Wednesday, May 27, 2009

Burger, anyone?

Hello all! Here's a real pick-me up! (Not really.)

Just doing a little research about the American contribution to global warming and food shortages because of meat consumption, from the Worldwatch Institute and the New York Times, and basically it looks like there are really three big bummers from the huge meat consumption of the Western world (apparently Americans eat about half a pound of meat per day to consume an average of 200 lbs. of meat per year:

1. People are starving and having to compete with cattle for grain.

2. Meat causes global warming from methane gas.

3. Pollution of water supplies from vast quantities of animal waste.

Some random quotes:

"Each kilo of meat represents several kilos of grain, either corn or wheat, that could be consumed directly by humans. If the 670 million tons of the world's grain used for feed were reduced by just 10 percent, this would free up 67 million tons of grain, enough to sustain 225 million people or keep up with world population growth for the next three years. If each American reduced his or her meat consumption by only 5 percent, roughly equivalent to eating one less dish of meat each weak, 7.5 million tons of grain would be saved, enough to feed 25 million people-roughly the number estimated to go hungry in the United States each day."
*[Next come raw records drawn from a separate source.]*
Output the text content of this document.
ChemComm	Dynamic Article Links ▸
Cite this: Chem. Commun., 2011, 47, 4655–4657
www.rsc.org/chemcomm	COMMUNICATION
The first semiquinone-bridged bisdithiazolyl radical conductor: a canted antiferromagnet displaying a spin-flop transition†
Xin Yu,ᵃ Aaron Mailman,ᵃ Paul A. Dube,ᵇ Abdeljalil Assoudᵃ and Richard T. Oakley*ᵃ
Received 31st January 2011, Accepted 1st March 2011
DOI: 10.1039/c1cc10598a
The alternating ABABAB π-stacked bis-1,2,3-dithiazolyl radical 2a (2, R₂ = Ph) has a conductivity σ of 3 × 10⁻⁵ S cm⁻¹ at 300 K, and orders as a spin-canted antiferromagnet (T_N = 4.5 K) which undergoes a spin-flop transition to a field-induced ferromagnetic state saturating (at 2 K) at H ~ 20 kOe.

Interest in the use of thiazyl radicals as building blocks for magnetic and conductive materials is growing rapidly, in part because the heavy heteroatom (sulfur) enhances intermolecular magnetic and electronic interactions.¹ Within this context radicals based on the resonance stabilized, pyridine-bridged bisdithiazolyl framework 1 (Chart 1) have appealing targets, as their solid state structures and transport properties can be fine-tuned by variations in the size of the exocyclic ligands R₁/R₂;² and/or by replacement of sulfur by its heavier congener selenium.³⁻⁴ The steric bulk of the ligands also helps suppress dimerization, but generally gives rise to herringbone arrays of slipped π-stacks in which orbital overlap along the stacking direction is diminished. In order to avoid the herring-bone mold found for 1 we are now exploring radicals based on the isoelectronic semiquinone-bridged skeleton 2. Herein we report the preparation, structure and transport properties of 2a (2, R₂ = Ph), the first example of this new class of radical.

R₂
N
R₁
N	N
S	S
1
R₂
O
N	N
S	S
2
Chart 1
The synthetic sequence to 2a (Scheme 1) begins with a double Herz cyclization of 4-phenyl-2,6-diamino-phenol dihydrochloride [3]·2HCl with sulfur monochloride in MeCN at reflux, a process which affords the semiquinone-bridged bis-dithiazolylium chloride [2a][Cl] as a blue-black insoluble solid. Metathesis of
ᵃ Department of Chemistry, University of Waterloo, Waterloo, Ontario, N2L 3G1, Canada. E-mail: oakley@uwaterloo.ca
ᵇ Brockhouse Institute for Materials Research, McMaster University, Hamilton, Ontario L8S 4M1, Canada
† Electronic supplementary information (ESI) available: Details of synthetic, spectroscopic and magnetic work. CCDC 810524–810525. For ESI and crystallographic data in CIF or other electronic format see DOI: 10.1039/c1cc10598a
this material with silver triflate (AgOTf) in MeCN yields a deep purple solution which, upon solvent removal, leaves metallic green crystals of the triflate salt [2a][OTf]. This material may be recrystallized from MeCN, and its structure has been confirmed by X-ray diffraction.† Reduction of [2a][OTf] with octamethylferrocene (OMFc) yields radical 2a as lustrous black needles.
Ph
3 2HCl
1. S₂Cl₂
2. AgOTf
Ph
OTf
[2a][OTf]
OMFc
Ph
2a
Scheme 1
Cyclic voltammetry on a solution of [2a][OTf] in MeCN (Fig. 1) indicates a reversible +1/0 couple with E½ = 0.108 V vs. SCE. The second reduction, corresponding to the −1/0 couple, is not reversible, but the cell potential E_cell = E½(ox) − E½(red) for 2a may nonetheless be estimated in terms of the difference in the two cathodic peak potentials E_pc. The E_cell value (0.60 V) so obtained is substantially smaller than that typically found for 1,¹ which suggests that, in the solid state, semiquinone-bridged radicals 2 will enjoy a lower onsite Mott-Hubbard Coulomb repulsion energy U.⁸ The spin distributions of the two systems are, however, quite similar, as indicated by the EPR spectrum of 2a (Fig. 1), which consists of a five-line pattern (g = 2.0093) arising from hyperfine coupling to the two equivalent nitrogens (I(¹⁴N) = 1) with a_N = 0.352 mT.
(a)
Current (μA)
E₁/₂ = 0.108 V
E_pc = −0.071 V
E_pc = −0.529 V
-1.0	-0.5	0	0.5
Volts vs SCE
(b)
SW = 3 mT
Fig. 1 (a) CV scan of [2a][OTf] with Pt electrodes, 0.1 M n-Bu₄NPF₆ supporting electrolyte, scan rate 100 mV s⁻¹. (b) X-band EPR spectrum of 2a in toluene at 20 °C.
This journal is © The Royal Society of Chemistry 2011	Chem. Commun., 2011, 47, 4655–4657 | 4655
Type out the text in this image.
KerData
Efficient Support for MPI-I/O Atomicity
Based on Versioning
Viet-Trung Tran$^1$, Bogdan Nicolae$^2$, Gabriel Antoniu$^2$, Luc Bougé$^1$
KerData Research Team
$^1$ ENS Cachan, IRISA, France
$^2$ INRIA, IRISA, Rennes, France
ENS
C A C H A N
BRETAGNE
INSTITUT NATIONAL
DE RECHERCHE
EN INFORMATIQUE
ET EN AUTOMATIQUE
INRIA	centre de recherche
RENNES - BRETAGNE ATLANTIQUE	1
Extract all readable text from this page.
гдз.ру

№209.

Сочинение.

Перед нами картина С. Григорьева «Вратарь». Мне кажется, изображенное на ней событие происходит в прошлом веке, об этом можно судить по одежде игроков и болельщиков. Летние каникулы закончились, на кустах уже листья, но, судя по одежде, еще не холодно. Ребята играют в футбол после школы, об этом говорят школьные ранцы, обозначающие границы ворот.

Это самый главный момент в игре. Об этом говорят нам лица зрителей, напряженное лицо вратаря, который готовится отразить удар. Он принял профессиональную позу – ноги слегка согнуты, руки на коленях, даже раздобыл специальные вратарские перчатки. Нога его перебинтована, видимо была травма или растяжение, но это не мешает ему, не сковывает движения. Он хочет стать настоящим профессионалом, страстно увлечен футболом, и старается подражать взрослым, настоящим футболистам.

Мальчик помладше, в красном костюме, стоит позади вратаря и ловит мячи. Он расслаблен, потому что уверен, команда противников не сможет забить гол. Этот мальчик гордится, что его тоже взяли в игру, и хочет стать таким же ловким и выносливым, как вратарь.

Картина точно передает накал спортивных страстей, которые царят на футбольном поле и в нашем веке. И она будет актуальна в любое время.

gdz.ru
"To put the energy-using demand of meat production into easy-to-understand terms, Gidon Eshel, a geophysicist at the Bard Center, and Pamela A. Martin, an assistant professor of geophysics at the University of Chicago, calculated that if Americans were to reduce meat consumption by just 20 percent it would be as if we all switched from a standard sedan — a Camry, say — to the ultra-efficient Prius. Similarly, a study last year by the National Institute of Livestock and Grassland Science in Japan estimated that 2.2 pounds of beef is responsible for the equivalent amount of carbon dioxide emitted by the average European car every 155 miles, and burns enough energy to light a 100-watt bulb for nearly 20 days."

"The massive quantities of waste produced by livestock and poultry threaten rivers, lakes and other waterways. In the United States, where the waste generated by livestock is 130 times that produced by humans, livestock wastes are implicated in waterway pollution, toxic algal blooms and massive fishkills. And livestock farms are getting larger throughout the world: one 50,000-acre hog farm under construction in Utah will produce more waste than the city of Los Angeles."